THE OLD SONG AND DANCE - One thing about movies, they often reflect the filmmaker, which is a good thing unless the filmmaker has serious issues and you worry that they are sitting next to you in the cinema instead of in a maximum security mental facility where they belong. Costumes and set from the 1920s, heavily made up man and woman enter and go to a sofa, man clicks on the Victrola, and a song plays about how men only want one thing. The man lipsyncs the song with over the top flourishes as he tries everything to get in the woman’s pants while the devil looks on. The man gets violent with the woman, has his way, and both he and the devil are happy as the song on the Victrola ends. Um, WTF? I often say writing a screenplay is cheap therapy, but this went over the line into someone who really needs therapy. Strange looking film, too.
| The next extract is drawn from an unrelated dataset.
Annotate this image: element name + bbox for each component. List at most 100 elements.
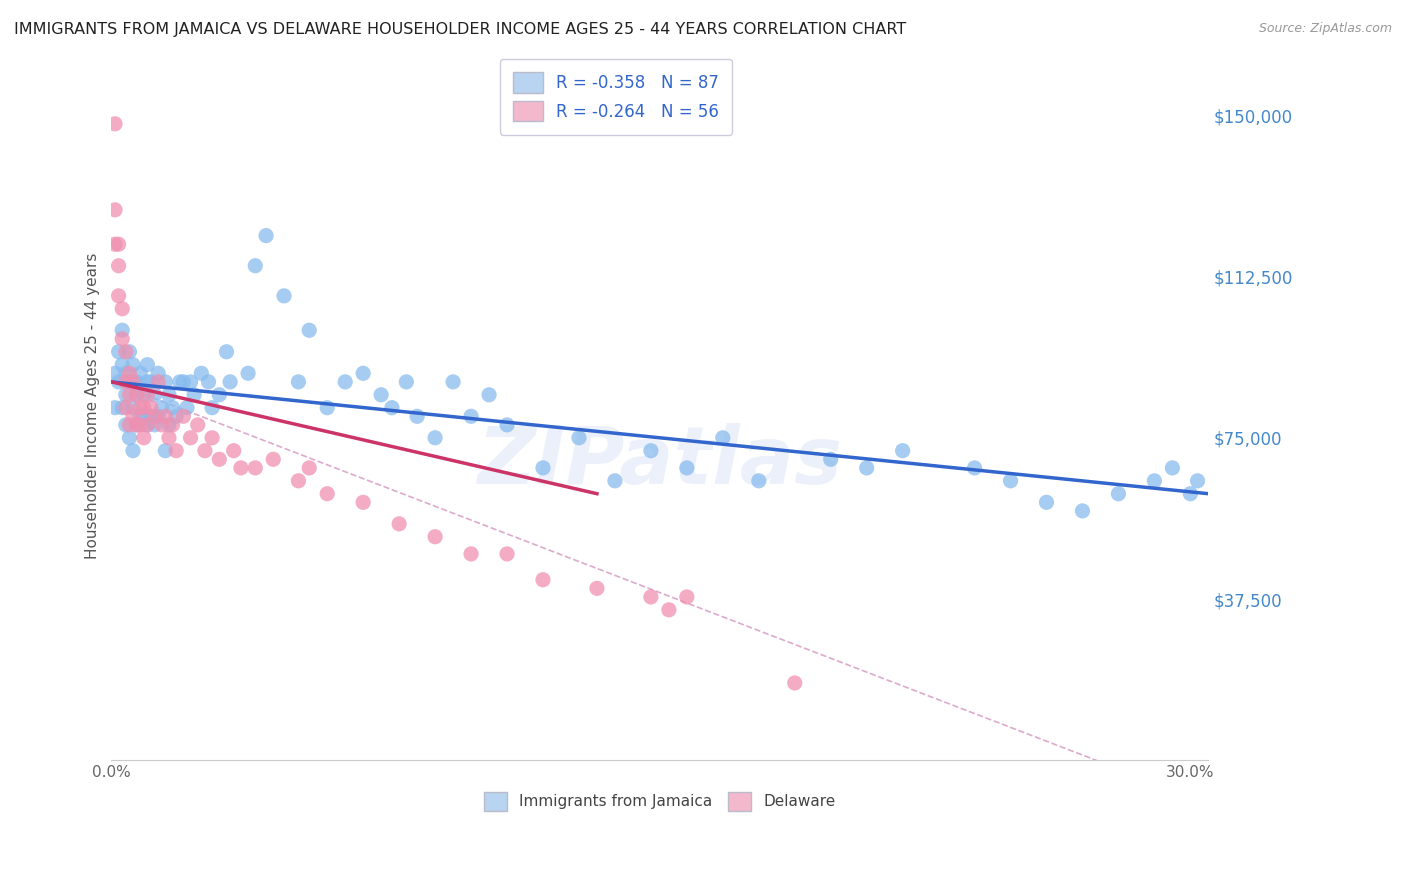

Those were the shorts... I ended up grabbing a sandwich again and then headed to the Raindance Café in the bunker under the record store for the pitch panel. That will be the next blog entry.


SCRIPT SECRETS: LONDON - October 10 & 11, 2009 - BIG IDEA class, using GHOST as our primary example and it includes the new Thematic element!

- Bill
IMPORTANT UPDATE:

TODAY'S SCRIPT TIP: Screenplays Are Like Newspaper Stories and THE SHIPPING NEWS.
Yesterday's Dinner: Chicken and bacon sandwich from EATS.

1 comment:

martinb said...

Funny you should mention short movies. I just saw a longish one (60 min) yesterday. I walked 20 min through a drizzle to get to the theater to support this local film production, and, well, it was one of those with virtually no story.

It was a mockumentary of a bunch of people who all live in the same apartment block telling their stories to an off-screen interviewer. There was no development and no finale. Just a bunch of actors portraying well-known stereotypes (the gay, the dyke, the retard, etc etc). I'm sure they were buddies of the director who told them, "Just improvise, we'll edit it into some sort of story."

Um, no. I'm sure the cast and crew loved it at the launch party with a couple of sherries under their belts, but those of us who actually paid money to see it won't be supporting local productions again until the memory of this borefest has faded.